“De ki: “Hak geldi, batıl yok oldu. Şüphesiz batıl, yok olmaya mahkûmdur.”(İsra .81)
Hak ve Batıl mücadelesi, insanlık için, bilyoruz ki kıyamete kadar devam edecek bir olgudur. Bugün milletçe yaşadığımız olaylar bu sürecin bir tezahürüdür. Batılı temsil eden güçler, dün olduğu gibi, başta Hıristiyan, Yahudi işbirliğinde ABD, Avrupa Birliği ve içimize sinmiş bu güçlerin uşaklarından meydana gelmiş. Hak tarafını temsil edenler ise Ülkemizdeki Osmanlı ruhunu temsil eden Mümin ve mücahit ruhlu güçler.
Ortadoğuyu parçalamak isteyen emperyalistlerin karşısına geçen Türkiye, maalesef Nato paktında yer alan ülkelerin destek verdiği terör gruplarınca güney sınırından “terör koridoru” ile ablukaya alınmaya çalışılmaktadır. Terör ateşiyle ülkemizi yakmak ve parçalamak üzere planlar yapılmış ve adımlar atılmıştır.

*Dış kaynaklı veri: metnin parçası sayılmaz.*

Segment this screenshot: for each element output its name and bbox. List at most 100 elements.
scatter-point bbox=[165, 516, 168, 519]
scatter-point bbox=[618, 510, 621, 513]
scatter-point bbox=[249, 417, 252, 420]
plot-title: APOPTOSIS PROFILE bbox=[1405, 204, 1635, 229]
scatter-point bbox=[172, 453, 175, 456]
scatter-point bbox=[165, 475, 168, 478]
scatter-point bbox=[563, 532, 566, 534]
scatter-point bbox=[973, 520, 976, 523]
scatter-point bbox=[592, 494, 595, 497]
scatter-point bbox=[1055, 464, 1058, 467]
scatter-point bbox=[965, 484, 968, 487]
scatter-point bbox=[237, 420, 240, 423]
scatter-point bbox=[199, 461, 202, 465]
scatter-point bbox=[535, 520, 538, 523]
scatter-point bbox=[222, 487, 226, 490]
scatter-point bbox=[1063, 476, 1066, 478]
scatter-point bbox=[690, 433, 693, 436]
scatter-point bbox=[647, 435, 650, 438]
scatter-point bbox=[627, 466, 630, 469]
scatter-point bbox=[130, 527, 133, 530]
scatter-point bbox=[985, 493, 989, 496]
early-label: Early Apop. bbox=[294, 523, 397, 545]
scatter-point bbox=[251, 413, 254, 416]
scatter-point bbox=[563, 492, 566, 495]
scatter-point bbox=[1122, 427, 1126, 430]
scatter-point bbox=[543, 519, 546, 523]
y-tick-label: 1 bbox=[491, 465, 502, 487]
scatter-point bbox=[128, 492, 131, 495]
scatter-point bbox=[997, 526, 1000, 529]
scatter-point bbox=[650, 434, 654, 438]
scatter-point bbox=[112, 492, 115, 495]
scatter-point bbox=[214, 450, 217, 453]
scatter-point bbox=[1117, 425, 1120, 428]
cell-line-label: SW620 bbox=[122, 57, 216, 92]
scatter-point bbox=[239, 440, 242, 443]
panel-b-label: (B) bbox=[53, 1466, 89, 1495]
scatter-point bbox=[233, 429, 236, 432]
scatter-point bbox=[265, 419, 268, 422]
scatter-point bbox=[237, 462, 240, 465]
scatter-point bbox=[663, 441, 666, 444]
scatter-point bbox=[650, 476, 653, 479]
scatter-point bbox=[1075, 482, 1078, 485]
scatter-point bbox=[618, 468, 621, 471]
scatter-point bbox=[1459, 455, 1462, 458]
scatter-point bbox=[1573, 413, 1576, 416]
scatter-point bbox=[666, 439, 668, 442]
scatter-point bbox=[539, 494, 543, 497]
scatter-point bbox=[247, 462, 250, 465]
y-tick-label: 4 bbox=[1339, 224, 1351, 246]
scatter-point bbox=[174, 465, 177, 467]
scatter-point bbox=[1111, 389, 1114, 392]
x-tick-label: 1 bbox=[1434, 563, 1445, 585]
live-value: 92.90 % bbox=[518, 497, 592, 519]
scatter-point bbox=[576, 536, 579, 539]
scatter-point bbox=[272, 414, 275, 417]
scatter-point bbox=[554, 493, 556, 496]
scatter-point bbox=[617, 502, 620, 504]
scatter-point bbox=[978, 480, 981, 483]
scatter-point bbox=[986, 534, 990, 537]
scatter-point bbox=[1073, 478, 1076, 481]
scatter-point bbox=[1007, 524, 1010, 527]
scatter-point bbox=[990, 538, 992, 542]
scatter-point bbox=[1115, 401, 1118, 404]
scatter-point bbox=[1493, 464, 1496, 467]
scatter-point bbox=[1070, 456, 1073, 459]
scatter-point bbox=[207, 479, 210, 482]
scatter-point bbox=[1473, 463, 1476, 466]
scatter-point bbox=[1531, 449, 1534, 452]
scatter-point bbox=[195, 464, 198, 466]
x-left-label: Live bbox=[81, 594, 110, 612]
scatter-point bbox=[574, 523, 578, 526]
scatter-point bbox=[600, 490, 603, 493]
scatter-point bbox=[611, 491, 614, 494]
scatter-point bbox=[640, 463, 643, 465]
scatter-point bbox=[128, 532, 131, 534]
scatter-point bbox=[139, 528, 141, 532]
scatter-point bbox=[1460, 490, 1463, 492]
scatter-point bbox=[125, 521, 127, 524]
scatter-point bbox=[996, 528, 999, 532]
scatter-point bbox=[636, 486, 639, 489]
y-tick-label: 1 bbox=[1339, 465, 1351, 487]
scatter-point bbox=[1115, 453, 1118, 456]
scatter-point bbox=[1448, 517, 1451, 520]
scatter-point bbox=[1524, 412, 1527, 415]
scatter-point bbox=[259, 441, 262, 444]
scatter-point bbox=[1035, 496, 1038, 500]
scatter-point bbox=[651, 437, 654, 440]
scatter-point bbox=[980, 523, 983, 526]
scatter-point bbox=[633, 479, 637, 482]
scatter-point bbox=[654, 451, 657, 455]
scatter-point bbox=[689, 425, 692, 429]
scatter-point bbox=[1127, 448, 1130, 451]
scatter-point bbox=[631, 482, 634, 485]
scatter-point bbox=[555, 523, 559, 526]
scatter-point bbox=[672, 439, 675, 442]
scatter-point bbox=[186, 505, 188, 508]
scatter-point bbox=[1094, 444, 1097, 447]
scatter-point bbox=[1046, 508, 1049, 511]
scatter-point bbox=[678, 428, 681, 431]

Devleti ve milletiyle dünya barışına büyük katkı sağlayan Türkiye, sınır güvenliğini sağlamak için tüm diplomatik süreçleri işletmiş, üyesi olduğu uluslararası güvenlik örgütlerini teröre karşı birlikte hareket etmeye davet etmiş ve sınır güvenliğinin tehlikede olduğunu tüm dünyaya ilan etmiştir. Bu çabalardan bir sonuç alınamamıştır. Dost bildiğimiz ülkeler ve kuruluşlar bizi terör örgütleri ile başbaşa bırakmışlar, hatta terör örgütlerine, bayraklarını kullanma hakkı bile vermişlerdir.